На модерации Отложенный

    В приснопамятные 80-е потягивал я как-то с приятелем пивко в местном кабачке одного маленького чешского городка. За соседним столиком в рабочем синем комбинезоне, обтягивающем мощное тело тяжеловеса, сидел средних лет бородатый чех и, вслушиваясь в чужой русский разговор, в промежутках между осушаемыми кружками сверлил нас заплывшими глазками. Трудно было назвать этот взгляд доброжелательным, но мы старались не обращать внимание на навязанный дискомфорт, а чудесный Plzeňský Prazdroj союзнически помогал нам в этом.

    Через какое-то время мой приятель в силу естественных причин временно покинул меня, и я остался один под пристальным вниманием нашего бородатого соседа, ещё более погрузневшего от количества и качества выпитого. …Мы встретились взглядами. Первым побуждением было ответить невеже чем-то вроде лаконичного «Х…ли вылупился, пан?» Но на то оно и первое, что за ним сразу же следует второе, а тут ещё Prazdroj, провоцирующий на интернациональную толерантность… В общем, не посрамив звания советского гражданина, достойно выдержал очередной исподлобный натиск союзника по соцлагерю и улыбнулся широкой русской улыбкой. Как будто хозяин полуторы центнеров живой плоти только и ждал этого сигнала – улыбка ещё не сошла с моего лица, а у меня уже был новый сосед по столику, притом в небезопасной близости и с кружкой в руке… Изучив цвет моих глаз и строение переносицы, и не найдя, видимо, в них ничего крамольного, чех представился: «Густав». Как воспитанный человек, я ответил тем же. Густав протянул свою кружку и смачно ударил о мою, сильно напугав пробегающую мимо официантку с дюжиной полных кружек в руках. Мы выпили. Не успела растаять пена на усах моего нового знакомого, как он неожиданно спросил на ломанном русском: «Зачем вы здесь, в нашей стране?» Почему-то одновременно в памяти всплыли Ян Гус, Франтишек Поспишил, Карел Готт и беловежский медвежонок Пущик из к/ф «Пущик едет в Прагу». Я смотрел на своего неожиданного интервьюера, он - на меня… Пауза неприлично затягивалась. Не найдя ничего лучшего, чтобы её заполнить, пока в голове выстроится достойный ответ, я окликнул официантку и, на мой взгляд, очень артистично показал ей два пальца. Потом с надеждой глянул в ту сторону, куда удалился мой приятель, скользнул взглядом по прокуренному залу… Потревоженная надежда снова улеглась.

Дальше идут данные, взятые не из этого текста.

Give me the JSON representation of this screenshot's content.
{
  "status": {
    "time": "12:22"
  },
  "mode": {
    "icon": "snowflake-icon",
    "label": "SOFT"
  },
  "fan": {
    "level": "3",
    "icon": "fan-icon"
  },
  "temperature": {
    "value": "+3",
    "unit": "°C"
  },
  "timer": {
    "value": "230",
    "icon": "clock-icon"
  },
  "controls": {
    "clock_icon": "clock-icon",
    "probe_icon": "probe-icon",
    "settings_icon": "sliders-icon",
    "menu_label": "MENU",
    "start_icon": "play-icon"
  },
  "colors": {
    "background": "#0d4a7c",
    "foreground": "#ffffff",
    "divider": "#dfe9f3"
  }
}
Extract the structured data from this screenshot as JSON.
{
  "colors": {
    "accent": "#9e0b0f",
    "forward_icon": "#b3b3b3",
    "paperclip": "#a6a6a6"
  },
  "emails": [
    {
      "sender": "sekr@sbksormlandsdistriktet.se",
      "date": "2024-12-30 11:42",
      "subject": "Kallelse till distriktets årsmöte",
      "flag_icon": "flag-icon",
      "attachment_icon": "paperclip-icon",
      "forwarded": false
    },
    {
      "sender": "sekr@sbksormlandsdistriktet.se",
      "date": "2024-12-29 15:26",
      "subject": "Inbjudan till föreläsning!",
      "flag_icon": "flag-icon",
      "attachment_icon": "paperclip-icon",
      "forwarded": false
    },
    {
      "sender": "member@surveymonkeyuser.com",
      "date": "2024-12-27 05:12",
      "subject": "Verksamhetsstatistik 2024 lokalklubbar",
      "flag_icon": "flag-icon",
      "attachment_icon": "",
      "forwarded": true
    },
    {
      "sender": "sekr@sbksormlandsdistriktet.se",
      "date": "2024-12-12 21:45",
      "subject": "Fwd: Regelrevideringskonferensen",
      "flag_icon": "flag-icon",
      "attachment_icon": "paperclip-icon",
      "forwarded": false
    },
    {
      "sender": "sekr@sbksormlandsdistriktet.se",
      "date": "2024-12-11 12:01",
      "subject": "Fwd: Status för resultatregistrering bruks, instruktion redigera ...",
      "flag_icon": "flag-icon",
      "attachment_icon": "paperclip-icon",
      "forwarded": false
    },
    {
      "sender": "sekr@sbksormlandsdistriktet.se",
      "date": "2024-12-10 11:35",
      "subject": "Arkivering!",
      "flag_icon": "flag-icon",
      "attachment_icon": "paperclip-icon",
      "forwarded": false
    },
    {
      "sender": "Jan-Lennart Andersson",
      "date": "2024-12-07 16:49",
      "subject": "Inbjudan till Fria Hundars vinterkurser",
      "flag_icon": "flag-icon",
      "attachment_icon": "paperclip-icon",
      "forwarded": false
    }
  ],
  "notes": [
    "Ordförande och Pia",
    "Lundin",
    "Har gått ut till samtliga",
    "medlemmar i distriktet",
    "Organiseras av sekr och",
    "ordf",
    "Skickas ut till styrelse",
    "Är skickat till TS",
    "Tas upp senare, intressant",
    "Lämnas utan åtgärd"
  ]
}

Я понимал, что чех имеет ввиду наше военное пребывание в стране.

    Как политически подкованный советский человек, я чётко выстроил в голове ответ, за который мне было бы не стыдно даже перед парткомом.

И я начал говорить об интренационализме, социализме, братстве народов и происках мирового империализма. В заключении сказал, что если бы в августе 68-го вошли не мы в Чехословакию, то это сделало бы НАТО, мы просто их на несколько часов опередили. И сейчас вместо меня с Густавом сидел бы американец, который топтал бы его прекрасную и свободную страну своим капиталистическим сапогом. Я был доволен собой и снисходительно ждал от запутавшегося собеседника политического прозрения. Чех дал мне договорить, снова громко стукнул своей кружкой мою, заставив в очередной раз напрячься неутомимую официантку, отпил и, не скрывая волнение, сказал: «Мне, рабочему, имеющему трёх детей, стариков родителей, глубоко наплевать, кто будет здесь сидеть и пить наше пиво. Если американец своим присутствием обеспечит мне работу и хорошую зарплату, то я хоть сейчас вывешу из окна своей квартиры американский флаг. И так думаю не один я. Главное – достойная жизнь, а не лозунги. С вами стало хуже. Поэтому мы всегда будем против вас. И мы уже ничего не боимся».

    Сказать, что я был поражён – ничего не сказать. В какой-то момент я даже подумал: не провокация ли это - так откровенно говорить о своём протесте против существующего порядка… Потом я решил, что этот Густав – просто озлобленный и не совсем нормальный тип, от которого всё можно ожидать. Но остановился на том, что передо мной – враг, ведущий осмысленную внутреннюю (пока) войну с нашим соцлагерем, а значит и со мной лично. Чех понял меня по меняющемуся выражению лица. Мы снова молча смотрели друг на друга, но уже как из разных окопов.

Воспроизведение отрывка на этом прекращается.